The latest article by the group shows that the treatment of melanoma cells carrying the mutant BRAF with the drug vemurafenib inhibits the expression of RMEL3. This result means that RMEL3 expression in melanoma not only correlates with the presence of the BRAF mutation but is indeed dependent on hyperactivity of the mutated BRAF protein, which is key to melanoma tumorigenesis.
“RMEL3 must play an important role in this pathway since the induced expression of this molecule in cells that normally don’t express it promotes cell proliferation and survival even under conditions in which the cells are deprived of the presence of growth factors in the culture medium,” Espreafico said.
The datasets indicated a high frequency of mutations of the gene RMEL3 in melanomas, suggesting the influence of exposure to sunlight as the cause of the mutations. In addition, the researchers studied melanoma samples from 38 patients treated by the Barretos Cancer Hospital and found higher levels of RMEL3 in melanomas associated with long-term exposure of skin to sunlight.
In vivo tests
The researchers performed in vivo tests using immunosuppressed mice (to avoid rejection of human tissue) injected subcutaneously with melanoma cells that had been previously infected with a viral vector that carried the RMEL3 gene. The control group received cells injected only with an empty viral vector (without RMEL3).
Both groups received the same quantity of malignant cells. Tumors grew at a similar rate for the first fortnight, after which the tumors with RMEL3 grew more. At the end of the experiment, on the twenty-fourth day, they were significantly larger than those in the control group.
According to Espreafico, the results are promising and pave the way to search for a molecule capable of blocking RMEL3. This compound could be developed into a drug against melanoma, the most aggressive type of skin cancer. The researchers are currently analyzing the molecular mechanism of the action of RMEL3, an important step toward drug development and the design of clinical trials.

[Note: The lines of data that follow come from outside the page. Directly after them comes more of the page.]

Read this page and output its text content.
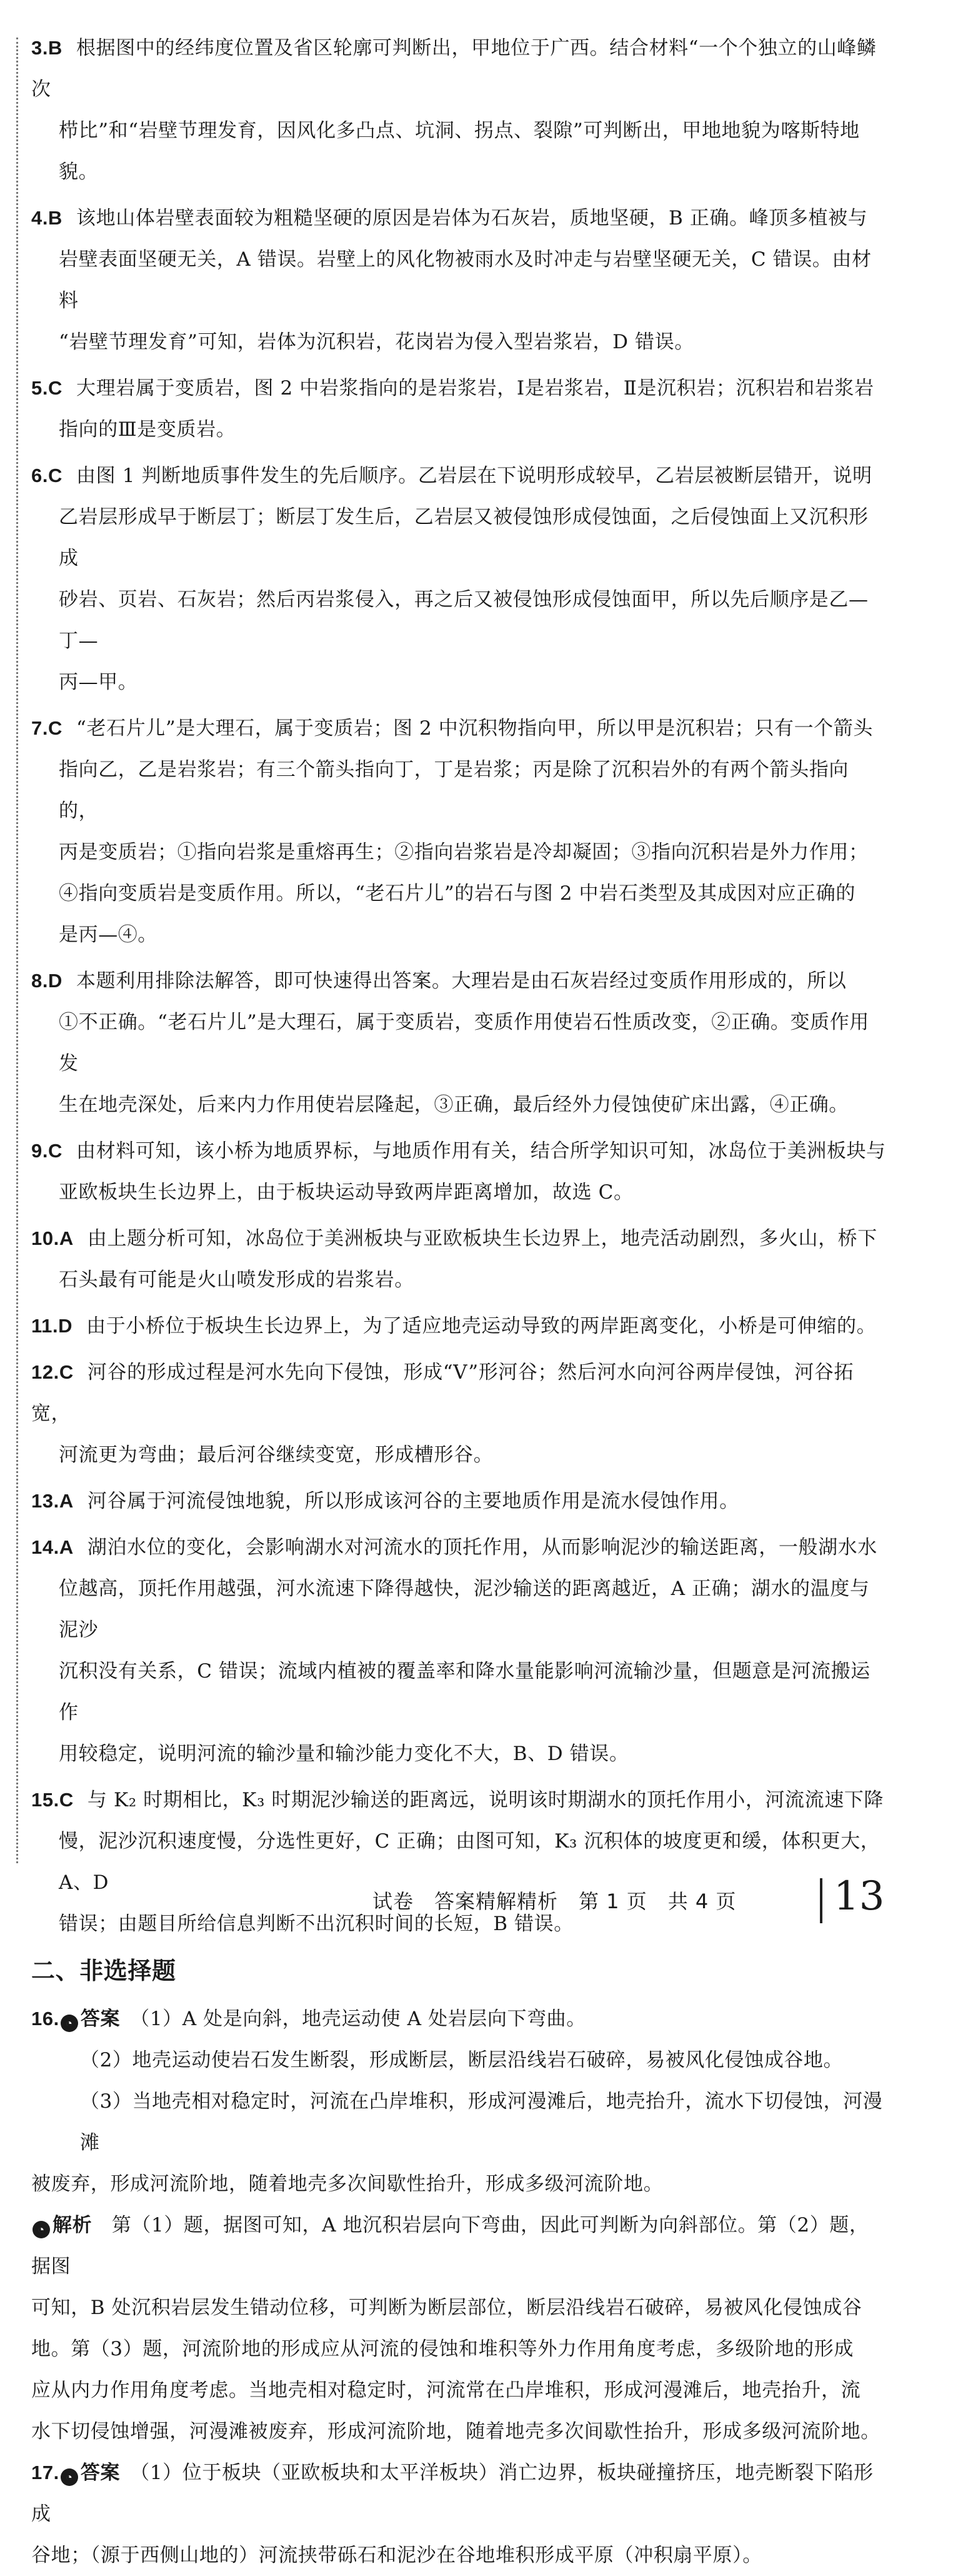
3.B 根据图中的经纬度位置及省区轮廓可判断出，甲地位于广西。结合材料“一个个独立的山峰鳞次

栉比”和“岩壁节理发育，因风化多凸点、坑洞、拐点、裂隙”可判断出，甲地地貌为喀斯特地貌。

4.B 该地山体岩壁表面较为粗糙坚硬的原因是岩体为石灰岩，质地坚硬，B 正确。峰顶多植被与

岩壁表面坚硬无关，A 错误。岩壁上的风化物被雨水及时冲走与岩壁坚硬无关，C 错误。由材料

“岩壁节理发育”可知，岩体为沉积岩，花岗岩为侵入型岩浆岩，D 错误。

5.C 大理岩属于变质岩，图 2 中岩浆指向的是岩浆岩，Ⅰ是岩浆岩，Ⅱ是沉积岩；沉积岩和岩浆岩

指向的Ⅲ是变质岩。

6.C 由图 1 判断地质事件发生的先后顺序。乙岩层在下说明形成较早，乙岩层被断层错开，说明

乙岩层形成早于断层丁；断层丁发生后，乙岩层又被侵蚀形成侵蚀面，之后侵蚀面上又沉积形成

砂岩、页岩、石灰岩；然后丙岩浆侵入，再之后又被侵蚀形成侵蚀面甲，所以先后顺序是乙—丁—

丙—甲。

7.C “老石片儿”是大理石，属于变质岩；图 2 中沉积物指向甲，所以甲是沉积岩；只有一个箭头

指向乙，乙是岩浆岩；有三个箭头指向丁，丁是岩浆；丙是除了沉积岩外的有两个箭头指向的，

丙是变质岩；①指向岩浆是重熔再生；②指向岩浆岩是冷却凝固；③指向沉积岩是外力作用；

④指向变质岩是变质作用。所以，“老石片儿”的岩石与图 2 中岩石类型及其成因对应正确的

是丙—④。

8.D 本题利用排除法解答，即可快速得出答案。大理岩是由石灰岩经过变质作用形成的，所以

①不正确。“老石片儿”是大理石，属于变质岩，变质作用使岩石性质改变，②正确。变质作用发

生在地壳深处，后来内力作用使岩层隆起，③正确，最后经外力侵蚀使矿床出露，④正确。

9.C 由材料可知，该小桥为地质界标，与地质作用有关，结合所学知识可知，冰岛位于美洲板块与

亚欧板块生长边界上，由于板块运动导致两岸距离增加，故选 C。

10.A 由上题分析可知，冰岛位于美洲板块与亚欧板块生长边界上，地壳活动剧烈，多火山，桥下

石头最有可能是火山喷发形成的岩浆岩。

11.D 由于小桥位于板块生长边界上，为了适应地壳运动导致的两岸距离变化，小桥是可伸缩的。

12.C 河谷的形成过程是河水先向下侵蚀，形成“V”形河谷；然后河水向河谷两岸侵蚀，河谷拓宽，

河流更为弯曲；最后河谷继续变宽，形成槽形谷。

13.A 河谷属于河流侵蚀地貌，所以形成该河谷的主要地质作用是流水侵蚀作用。

14.A 湖泊水位的变化，会影响湖水对河流水的顶托作用，从而影响泥沙的输送距离，一般湖水水

位越高，顶托作用越强，河水流速下降得越快，泥沙输送的距离越近，A 正确；湖水的温度与泥沙

沉积没有关系，C 错误；流域内植被的覆盖率和降水量能影响河流输沙量，但题意是河流搬运作

用较稳定，说明河流的输沙量和输沙能力变化不大，B、D 错误。

15.C 与 K₂ 时期相比，K₃ 时期泥沙输送的距离远，说明该时期湖水的顶托作用小，河流流速下降

慢，泥沙沉积速度慢，分选性更好，C 正确；由图可知，K₃ 沉积体的坡度更和缓，体积更大，A、D

错误；由题目所给信息判断不出沉积时间的长短，B 错误。

二、非选择题

16. ◔ 答案　 （1）A 处是向斜，地壳运动使 A 处岩层向下弯曲。

（2）地壳运动使岩石发生断裂，形成断层，断层沿线岩石破碎，易被风化侵蚀成谷地。

（3）当地壳相对稳定时，河流在凸岸堆积，形成河漫滩后，地壳抬升，流水下切侵蚀，河漫滩

被废弃，形成河流阶地，随着地壳多次间歇性抬升，形成多级河流阶地。

◔ 解析　 第（1）题，据图可知，A 地沉积岩层向下弯曲，因此可判断为向斜部位。第（2）题，据图

可知，B 处沉积岩层发生错动位移，可判断为断层部位，断层沿线岩石破碎，易被风化侵蚀成谷

地。第（3）题，河流阶地的形成应从河流的侵蚀和堆积等外力作用角度考虑，多级阶地的形成

应从内力作用角度考虑。当地壳相对稳定时，河流常在凸岸堆积，形成河漫滩后，地壳抬升，流

水下切侵蚀增强，河漫滩被废弃，形成河流阶地，随着地壳多次间歇性抬升，形成多级河流阶地。

17. ◔ 答案　 （1）位于板块（亚欧板块和太平洋板块）消亡边界，板块碰撞挤压，地壳断裂下陷形成

谷地；（源于西侧山地的）河流挟带砾石和泥沙在谷地堆积形成平原（冲积扇平原）。

试卷　答案精解精析　第 1 页　共 4 页 13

The article “The lncRNA RMEL3 protects immortalized cells from serum withdrawal-induced growth arrest and promotes melanoma cell proliferation and tumor growth” (doi: 10.1111/pcmr.12751) by Cibele Cardoso, Rodolfo B. Serafim, Akinori Kawakami, Cristiano Gonçalves Pereira, Jason Roszik, Valeria Valente, Vinicius L. Vazquez, David E. Fisher and Enilza M. Espreafico can be read at onlinelibrary.wiley.com/doi/full/10.1111/pcmr.12751.